2025-08-31 · Arsh Sharma
  1. Introduction
  2. Matrix Multiplication Profiling Results
    1. Experimental Setup
    2. Performance Comparison Table
    3. Key Observations
    4. Detailed Metrics
      1. Instructions and Cycles
    5. Cache Behavior
    6. Analysis
    7. What We Learned

Introduction

Performance profiling helps us understand how our code executes on real hardware and identify bottlenecks. Using tools like perf on Linux, we can collect hardware performance counters to gain deep insights into cache behavior, instruction execution, and branch prediction.

Matrix Multiplication Profiling Results

In the Matrix Multiplication blog, we implemented several cache-aware optimizations. Here we profile each approach using perf on Linux with a 4096×4096 matrix size to understand their performance characteristics.

Experimental Setup

System Specifications:

OS: Garuda Linux x86_64
Host: Victus by HP Laptop 16-e0xxx
Kernel: 6.7.9-zen1-1-zen

CPU: AMD Ryzen 5 5600H (6 cores, 12 threads) @ 4.28 GHz
  - L1 Cache: 384 KB
  - L2 Cache: 3 MB
GPU: AMD Radeon RX 5500M
GPU: AMD Radeon Vega Series / Radeon Vega Mobile Series
Memory: 16 GB DDR4

Compilation Command:

g++ -mavx -mfma -march=native -O0 -o simd_matmul \
    ../../../matmul_perf_profiling-master/specific_runner.cpp

Profiling Command:

sudo perf stat -e "L1-dcache-loads,L1-dcache-load-misses,\
L1-dcache-prefetches,L1-icache-loads,L1-icache-load-misses,\
dTLB-loads,dTLB-load-misses,iTLB-loads,iTLB-load-misses,\
branch-loads,branch-load-misses,branch-instructions,branch-misses,\
cache-misses,cache-references,cpu-cycles,instructions" -C 3 \
numactl -C 3 ./<bin_name>

Note: We used -O0 (no compiler optimizations) to isolate the impact of our manual cache-aware optimizations.
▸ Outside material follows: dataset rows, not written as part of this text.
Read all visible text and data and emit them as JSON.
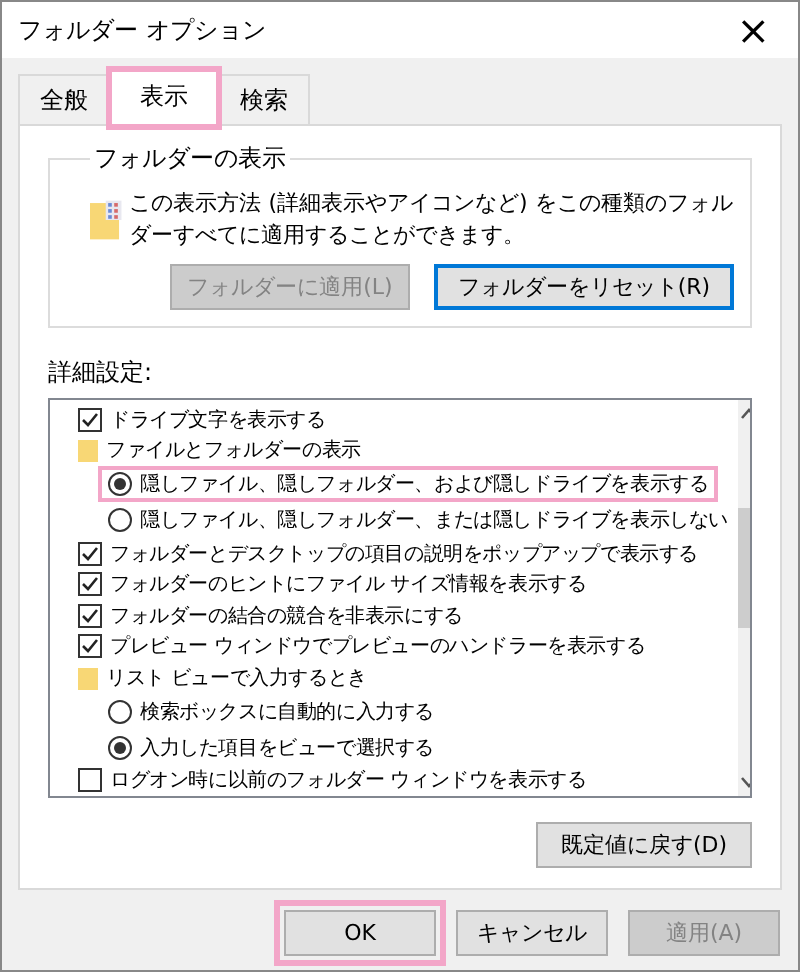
{
  "window": {
    "title": "フォルダー オプション",
    "close": "×"
  },
  "tabs": [
    {
      "label": "全般",
      "selected": false,
      "highlighted": false
    },
    {
      "label": "表示",
      "selected": true,
      "highlighted": true
    },
    {
      "label": "検索",
      "selected": false,
      "highlighted": false
    }
  ],
  "folder_view": {
    "title": "フォルダーの表示",
    "description": "この表示方法 (詳細表示やアイコンなど) をこの種類のフォルダーすべてに適用することができます。",
    "buttons": [
      {
        "label": "フォルダーに適用(L)",
        "disabled": true
      },
      {
        "label": "フォルダーをリセット(R)",
        "disabled": false
      }
    ]
  },
  "advanced": {
    "label": "詳細設定:",
    "items": [
      {
        "kind": "checkbox",
        "label": "ドライブ文字を表示する",
        "checked": true
      },
      {
        "kind": "folder",
        "label": "ファイルとフォルダーの表示",
        "children": [
          {
            "kind": "radio",
            "label": "隠しファイル、隠しフォルダー、および隠しドライブを表示する",
            "checked": true,
            "highlighted": true
          },
          {
            "kind": "radio",
            "label": "隠しファイル、隠しフォルダー、または隠しドライブを表示しない",
            "checked": false,
            "highlighted": false
          }
        ]
      },
      {
        "kind": "checkbox",
        "label": "フォルダーとデスクトップの項目の説明をポップアップで表示する",
        "checked": true
      },
      {
        "kind": "checkbox",
        "label": "フォルダーのヒントにファイル サイズ情報を表示する",
        "checked": true
      },
      {
        "kind": "checkbox",
        "label": "フォルダーの結合の競合を非表示にする",
        "checked": true
      },
      {
        "kind": "checkbox",
        "label": "プレビュー ウィンドウでプレビューのハンドラーを表示する",
        "checked": true
      },
      {
        "kind": "folder",
        "label": "リスト ビューで入力するとき",
        "children": [
          {
            "kind": "radio",
            "label": "検索ボックスに自動的に入力する",
            "checked": false,
            "highlighted": false
          },
          {
            "kind": "radio",
            "label": "入力した項目をビューで選択する",
            "checked": true,
            "highlighted": false
          }
        ]
      },
      {
        "kind": "checkbox",
        "label": "ログオン時に以前のフォルダー ウィンドウを表示する",
        "checked": false
      }
    ],
    "restore_button": "既定値に戻す(D)"
  },
  "buttons": [
    {
      "label": "OK",
      "disabled": false,
      "highlighted": true
    },
    {
      "label": "キャンセル",
      "disabled": false,
      "highlighted": false
    },
    {
      "label": "適用(A)",
      "disabled": true,
      "highlighted": false
    }
  ]
}
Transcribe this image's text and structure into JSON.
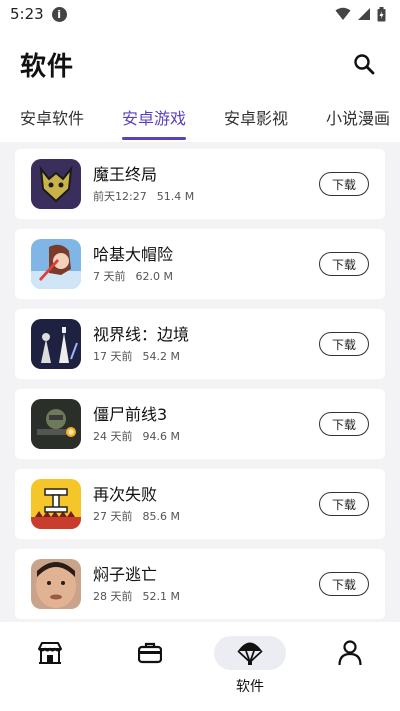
{
  "status_bar": {
    "time": "5:23",
    "info_icon": "info-icon",
    "icons": [
      "wifi-icon",
      "signal-icon",
      "battery-icon"
    ]
  },
  "header": {
    "title": "软件",
    "search_icon": "search-icon"
  },
  "tabs": [
    {
      "label": "安卓软件",
      "active": false
    },
    {
      "label": "安卓游戏",
      "active": true
    },
    {
      "label": "安卓影视",
      "active": false
    },
    {
      "label": "小说漫画",
      "active": false
    }
  ],
  "accent_color": "#5a3fc0",
  "apps": [
    {
      "name": "魔王终局",
      "time": "前天12:27",
      "size": "51.4 M",
      "button": "下载",
      "icon": "wolf-game-icon"
    },
    {
      "name": "哈基大帽险",
      "time": "7 天前",
      "size": "62.0 M",
      "button": "下载",
      "icon": "anime-girl-game-icon"
    },
    {
      "name": "视界线：边境",
      "time": "17 天前",
      "size": "54.2 M",
      "button": "下载",
      "icon": "horizon-chess-game-icon"
    },
    {
      "name": "僵尸前线3",
      "time": "24 天前",
      "size": "94.6 M",
      "button": "下载",
      "icon": "zombie-shooter-game-icon"
    },
    {
      "name": "再次失败",
      "time": "27 天前",
      "size": "85.6 M",
      "button": "下载",
      "icon": "fail-again-game-icon"
    },
    {
      "name": "焖子逃亡",
      "time": "28 天前",
      "size": "52.1 M",
      "button": "下载",
      "icon": "face-game-icon"
    }
  ],
  "bottom_nav": [
    {
      "icon": "market-stall-icon",
      "label": "",
      "active": false
    },
    {
      "icon": "briefcase-icon",
      "label": "",
      "active": false
    },
    {
      "icon": "parachute-icon",
      "label": "软件",
      "active": true
    },
    {
      "icon": "person-icon",
      "label": "",
      "active": false
    }
  ]
}
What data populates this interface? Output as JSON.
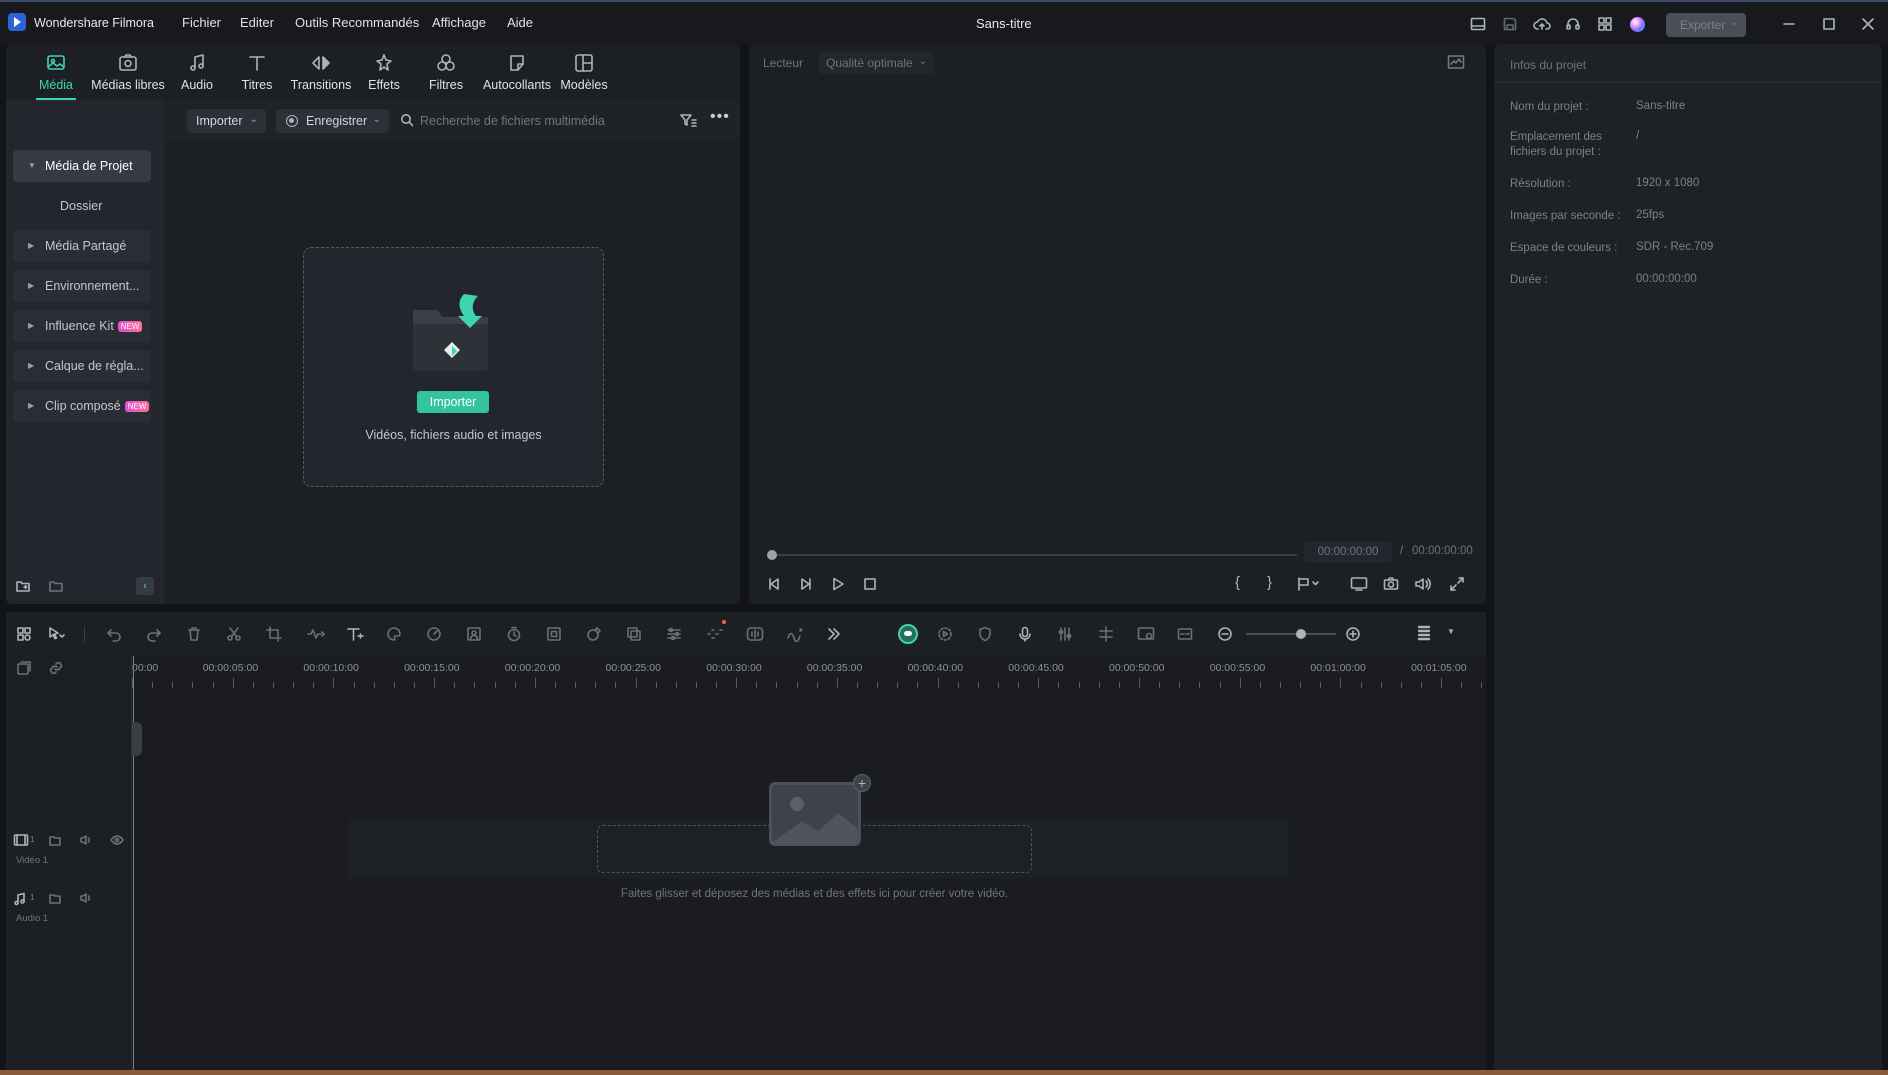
{
  "app": {
    "name": "Wondershare Filmora",
    "title": "Sans-titre",
    "export_label": "Exporter"
  },
  "menu": [
    "Fichier",
    "Editer",
    "Outils Recommandés",
    "Affichage",
    "Aide"
  ],
  "tabs": [
    {
      "label": "Média",
      "icon": "media-icon",
      "active": true
    },
    {
      "label": "Médias libres",
      "icon": "stock-media-icon"
    },
    {
      "label": "Audio",
      "icon": "music-note-icon"
    },
    {
      "label": "Titres",
      "icon": "text-t-icon"
    },
    {
      "label": "Transitions",
      "icon": "transition-icon"
    },
    {
      "label": "Effets",
      "icon": "effects-icon"
    },
    {
      "label": "Filtres",
      "icon": "filters-icon"
    },
    {
      "label": "Autocollants",
      "icon": "sticker-icon"
    },
    {
      "label": "Modèles",
      "icon": "templates-icon"
    }
  ],
  "sidebar": {
    "items": [
      {
        "label": "Média de Projet",
        "selected": true
      },
      {
        "label": "Dossier",
        "child": true
      },
      {
        "label": "Média Partagé"
      },
      {
        "label": "Environnement..."
      },
      {
        "label": "Influence Kit",
        "badge": "NEW"
      },
      {
        "label": "Calque de régla..."
      },
      {
        "label": "Clip composé",
        "badge": "NEW"
      }
    ]
  },
  "media_toolbar": {
    "import_label": "Importer",
    "record_label": "Enregistrer",
    "search_placeholder": "Recherche de fichiers multimédia"
  },
  "dropzone": {
    "button_label": "Importer",
    "hint": "Vidéos, fichiers audio et images"
  },
  "player": {
    "label": "Lecteur",
    "quality": "Qualité optimale",
    "current_time": "00:00:00:00",
    "separator": "/",
    "total_time": "00:00:00:00"
  },
  "project_info": {
    "title": "Infos du projet",
    "rows": [
      {
        "label": "Nom du projet :",
        "value": "Sans-titre"
      },
      {
        "label": "Emplacement des fichiers du projet :",
        "value": "/"
      },
      {
        "label": "Résolution :",
        "value": "1920 x 1080"
      },
      {
        "label": "Images par seconde :",
        "value": "25fps"
      },
      {
        "label": "Espace de couleurs :",
        "value": "SDR - Rec.709"
      },
      {
        "label": "Durée :",
        "value": "00:00:00:00"
      }
    ]
  },
  "timeline": {
    "ruler_labels": [
      "00:00",
      "00:00:05:00",
      "00:00:10:00",
      "00:00:15:00",
      "00:00:20:00",
      "00:00:25:00",
      "00:00:30:00",
      "00:00:35:00",
      "00:00:40:00",
      "00:00:45:00",
      "00:00:50:00",
      "00:00:55:00",
      "00:01:00:00",
      "00:01:05:00"
    ],
    "tracks": [
      {
        "label": "Vidéo 1",
        "index": "1"
      },
      {
        "label": "Audio 1",
        "index": "1"
      }
    ],
    "empty_hint": "Faites glisser et déposez des médias et des effets ici pour créer votre vidéo."
  },
  "colors": {
    "accent": "#3fd3b2",
    "import_button": "#32c4a1",
    "background": "#121418",
    "panel": "#1c1f24"
  }
}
The code was pinned to CPU core 3 using numactl to ensure consistent measurements.

Performance Comparison Table

ApproachTime (s)SpeedupIPCL1 D-cache LoadsL1 D-cache MissesL1 D-Miss RateCache RefsCache Miss Rate
Simple MatMul268.271.00×1.70486.39B71.92B14.79%188.35B45.85%
Loop Reordered148.63 1.80× 5.20 895.81B 5.69B 0.64% 11.16B 2.04%
Half Tiled146.10 1.84× 5.27 896.14B 5.60B 0.62% 10.99B 1.98%
Inner Tiled (512)148.35 1.81× 5.19 896.33B 5.78B 0.65% 11.31B 2.64%
Inner Tiled (64)148.68 1.80× 5.18 895.92B 5.79B 0.65% 11.39B 2.32%
Fully Tiled (512)281.01 0.95× 4.32 1,508.94B 6.13B 0.41% 21.09B 26.13%
Fully Tiled (64)270.62 0.99× 4.52 1,480.69B 11.10B 0.75% 26.95B 22.88%
SIMD MatMul46.39 5.78× 2.58 1,877.24B 5.22B 2.78% 10.26B 1.64%

Key Observations

  1. SIMD is King: The SIMD implementation achieves a remarkable 5.78× speedup (46.39s), crushing all scalar implementations. This is the power of data-level parallelism through AVX/FMA instructions.

  2. Loop Reordering is Transformational: Simple loop reordering achieves a 1.80× speedup and dramatically improves IPC from 1.70 to 5.20, while reducing L1 D-cache miss rate from 14.79% to 0.64%. This is the most impactful scalar optimization.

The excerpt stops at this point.